The cyclin B1 knockdown phenotypes seen here and in our previous work (Gong et al., 2007
) are weaker than those reported by Fung and coworkers (Fung et al., 2007
). There are several possible explanations for this discrepancy. It is possible that Fung et al.
achieved a more complete cyclin B1 knockdown than we did, although from the cyclin B1 blots shown in the three papers this did not appear to be the case. It is possible that the shRNA constructs used by Fung and coworkers produced off-target effects or caused a general saturation of normal miRNA processing and export pathways (Grimm et al., 2006
), and that this contributed to the stronger phenotype they reported. It is also possible that cyclin A2 can cover the functions of cyclin B1 and B2 to differing extents in different cell lines (even in different HeLa cell lines). Whatever the explanation, our work shows that cyclin A2 is the single most vulnerable cyclin target for the disruption of M-phase, and that knocking down cyclins A2 and B1 together synergistically disrupts M-phase. These findings could be of interest in developing antimitotic therapeutic agents.

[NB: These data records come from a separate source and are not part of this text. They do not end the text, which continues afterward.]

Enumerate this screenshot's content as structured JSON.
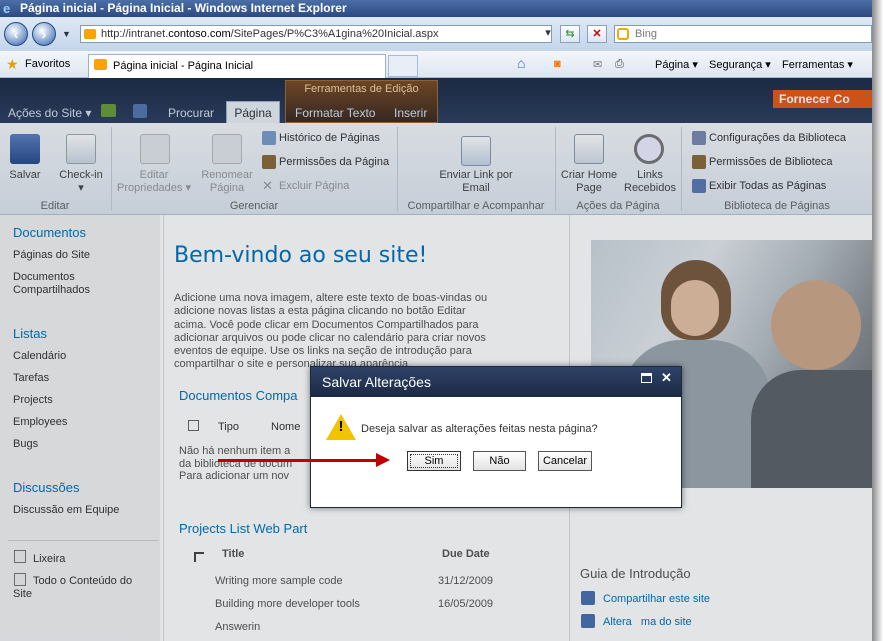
{
  "browser": {
    "title": "Página inicial - Página Inicial - Windows Internet Explorer",
    "url_prefix": "http://intranet.",
    "url_host": "contoso.com",
    "url_path": "/SitePages/P%C3%A1gina%20Inicial.aspx",
    "search_placeholder": "Bing",
    "favorites_label": "Favoritos",
    "tab_title": "Página inicial - Página Inicial",
    "cmd_pagina": "Página",
    "cmd_seguranca": "Segurança",
    "cmd_ferramentas": "Ferramentas"
  },
  "ribbon": {
    "context_group": "Ferramentas de Edição",
    "site_actions": "Ações do Site",
    "tabs": [
      "Procurar",
      "Página",
      "Formatar Texto",
      "Inserir"
    ],
    "fornecer": "Fornecer Co",
    "buttons": {
      "salvar": "Salvar",
      "checkin": "Check-in",
      "editar1": "Editar",
      "editar2": "Propriedades",
      "renomear1": "Renomear",
      "renomear2": "Página",
      "historico": "Histórico de Páginas",
      "permissoes": "Permissões da Página",
      "excluir": "Excluir Página",
      "email1": "Enviar Link por",
      "email2": "Email",
      "criar1": "Criar Home",
      "criar2": "Page",
      "links1": "Links",
      "links2": "Recebidos",
      "config_bib": "Configurações da Biblioteca",
      "perm_bib": "Permissões de Biblioteca",
      "exibir": "Exibir Todas as Páginas"
    },
    "groups": {
      "editar": "Editar",
      "gerenciar": "Gerenciar",
      "compartilhar": "Compartilhar e Acompanhar",
      "acoes": "Ações da Página",
      "biblioteca": "Biblioteca de Páginas"
    }
  },
  "nav": {
    "documentos": "Documentos",
    "paginas_site": "Páginas do Site",
    "docs_comp1": "Documentos",
    "docs_comp2": "Compartilhados",
    "listas": "Listas",
    "calendario": "Calendário",
    "tarefas": "Tarefas",
    "projects": "Projects",
    "employees": "Employees",
    "bugs": "Bugs",
    "discussoes": "Discussões",
    "discussao_equipe": "Discussão em Equipe",
    "lixeira": "Lixeira",
    "todo1": "Todo o Conteúdo do",
    "todo2": "Site"
  },
  "content": {
    "welcome": "Bem-vindo ao seu site!",
    "intro_lines": [
      "Adicione uma nova imagem, altere este texto de boas-vindas ou",
      "adicione novas listas a esta página clicando no botão Editar",
      "acima. Você pode clicar em Documentos Compartilhados para",
      "adicionar arquivos ou pode clicar no calendário para criar novos",
      "eventos de equipe. Use os links na seção de introdução para",
      "compartilhar o site e personalizar sua aparência."
    ],
    "docs_title": "Documentos Compa",
    "col_tipo": "Tipo",
    "col_nome": "Nome",
    "empty1": "Não há nenhum item a",
    "empty2": "da biblioteca de docum",
    "empty3": "Para adicionar um nov",
    "projects_title": "Projects List Web Part",
    "col_title": "Title",
    "col_due": "Due Date",
    "rows": [
      {
        "title": "Writing more sample code",
        "due": "31/12/2009"
      },
      {
        "title": "Building more developer tools",
        "due": "16/05/2009"
      },
      {
        "title": "Answerin",
        "due": ""
      }
    ],
    "guia": "Guia de Introdução",
    "compartilhar": "Compartilhar este site",
    "alterar": "Altera   ma do site"
  },
  "dialog": {
    "title": "Salvar Alterações",
    "message": "Deseja salvar as alterações feitas nesta página?",
    "sim": "Sim",
    "nao": "Não",
    "cancelar": "Cancelar"
  }
}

The present studies point toward the importance of cyclin A2 in early mitotic events and underscore the many unanswered questions about the regulation of cyclin A2 complexes. When, exactly, are the cyclin A2 complexes activated? And what brings about their activation? Is their activation triggered simply by the accumulation of cyclin A2 to a threshold level (probably not, because cyclin A2 overexpression does not accelerate mitotic entry ), or the release of the CDK regulators Wee1 and Cdc25 from control by the DNA replication checkpoint, or something else? Answers to these questions will be important for understanding how the initiation of mitosis is tied into the earlier events of the cell cycle.